Thou shalt not commit adultery. But I tell you that whoever looks at a woman with lust for her has already committed adultery with her in his heart. The law may also refer to the Mosaic law. It was given to Moses when he was on Mount Sinai. This is the message of Exodus 24:12. Since no such statement is recorded in the Pentateuch, it must be a reference to another part of the Old Testament. In fact, 2 Samuel 7:15-16 and Micah 5:2 clearly state that the Messiah would reign forever. The Bible emphasizes the special status of the Ten Commandments among all other Torah laws in various ways: Therefore, O man, you have no excuse, each of you who judges. Because when you judge another, you judge yourself because you, the judge, practice exactly the same things. We know that God`s judgment rightly falls on those who practice such things.
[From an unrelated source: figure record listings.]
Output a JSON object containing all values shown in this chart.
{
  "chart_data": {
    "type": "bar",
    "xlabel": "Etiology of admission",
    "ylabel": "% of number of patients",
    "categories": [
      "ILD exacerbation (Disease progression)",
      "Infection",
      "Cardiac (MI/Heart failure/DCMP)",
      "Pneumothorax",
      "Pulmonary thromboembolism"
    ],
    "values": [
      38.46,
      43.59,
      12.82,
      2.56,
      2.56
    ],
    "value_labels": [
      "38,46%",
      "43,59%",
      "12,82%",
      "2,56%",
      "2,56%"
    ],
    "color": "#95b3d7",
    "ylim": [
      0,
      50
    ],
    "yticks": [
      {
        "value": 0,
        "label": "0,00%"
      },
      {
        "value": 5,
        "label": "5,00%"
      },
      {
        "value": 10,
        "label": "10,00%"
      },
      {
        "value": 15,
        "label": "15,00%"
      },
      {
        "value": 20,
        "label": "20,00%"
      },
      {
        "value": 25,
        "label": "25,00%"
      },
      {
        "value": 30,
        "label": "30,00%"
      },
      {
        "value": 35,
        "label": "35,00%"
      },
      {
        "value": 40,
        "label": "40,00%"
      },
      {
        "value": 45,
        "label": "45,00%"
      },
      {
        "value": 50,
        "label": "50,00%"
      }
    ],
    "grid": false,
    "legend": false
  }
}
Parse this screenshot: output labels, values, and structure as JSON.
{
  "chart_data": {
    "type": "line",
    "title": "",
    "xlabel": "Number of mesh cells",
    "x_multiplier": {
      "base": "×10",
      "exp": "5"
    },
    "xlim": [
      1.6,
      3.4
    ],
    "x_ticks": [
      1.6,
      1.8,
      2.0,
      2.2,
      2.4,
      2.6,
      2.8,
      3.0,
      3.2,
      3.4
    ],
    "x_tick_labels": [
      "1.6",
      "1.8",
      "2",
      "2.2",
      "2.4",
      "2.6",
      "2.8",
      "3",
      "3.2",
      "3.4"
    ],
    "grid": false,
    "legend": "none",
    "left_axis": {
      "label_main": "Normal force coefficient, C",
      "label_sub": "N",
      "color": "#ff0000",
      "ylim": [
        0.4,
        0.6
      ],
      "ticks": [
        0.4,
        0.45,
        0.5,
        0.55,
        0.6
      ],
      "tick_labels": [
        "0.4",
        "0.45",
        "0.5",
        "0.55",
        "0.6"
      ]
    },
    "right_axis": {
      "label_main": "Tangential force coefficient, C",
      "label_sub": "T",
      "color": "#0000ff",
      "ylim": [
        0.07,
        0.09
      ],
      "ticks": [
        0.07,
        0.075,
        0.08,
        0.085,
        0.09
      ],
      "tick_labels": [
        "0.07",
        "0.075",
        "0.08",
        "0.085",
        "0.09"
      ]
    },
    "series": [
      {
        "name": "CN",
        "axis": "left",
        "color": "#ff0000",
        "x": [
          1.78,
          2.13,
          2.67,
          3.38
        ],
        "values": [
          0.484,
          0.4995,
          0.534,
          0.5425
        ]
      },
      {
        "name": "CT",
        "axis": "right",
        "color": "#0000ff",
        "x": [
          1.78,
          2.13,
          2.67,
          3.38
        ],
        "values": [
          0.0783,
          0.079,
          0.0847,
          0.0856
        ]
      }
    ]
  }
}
Do you believe, O man, you who condemn those who practice such things and yet do it yourself, that you will escape God`s judgment? Or do you assume the riches of His goodness, patience, and patience without knowing that God`s goodness must lead you to repentance? But because of your hard and impetuous heart, you accumulate anger for yourself on the day of wrath when God`s righteous judgment is revealed. “You heard. Thou shalt not commit murder. But I tell you that whoever is angry with his brother will be guilty in court. Do we then overthrow the law by this belief? On no account! On the contrary, we respect the law. For Christ is the end of the law of righteousness for all who believe. The mountain was covered by the cloud for six days, and on the seventh day Moses entered into the midst of the cloud and was “forty days and forty nights on the mountain.”  And Moses said, “The Lord gave me two tablets of stone written with the finger of God; and upon them was written, according to all the words which the Lord said to you on the day of the meeting on the mountain in the midst of the fire.  Before the forty days had passed, the children of Israel decided together that something had happened to Moses and forced Aaron to form a golden calf, and he “built an altar before him” and the people “worshipped the calf.”  The evidence that these verses relate to Moses and the Ten Commandments comes from the verse that immediately follows them: In the early centuries of Christianity, some Christians had informally decorated their homes and places of worship with images of Christ and saints that others considered inappropriate.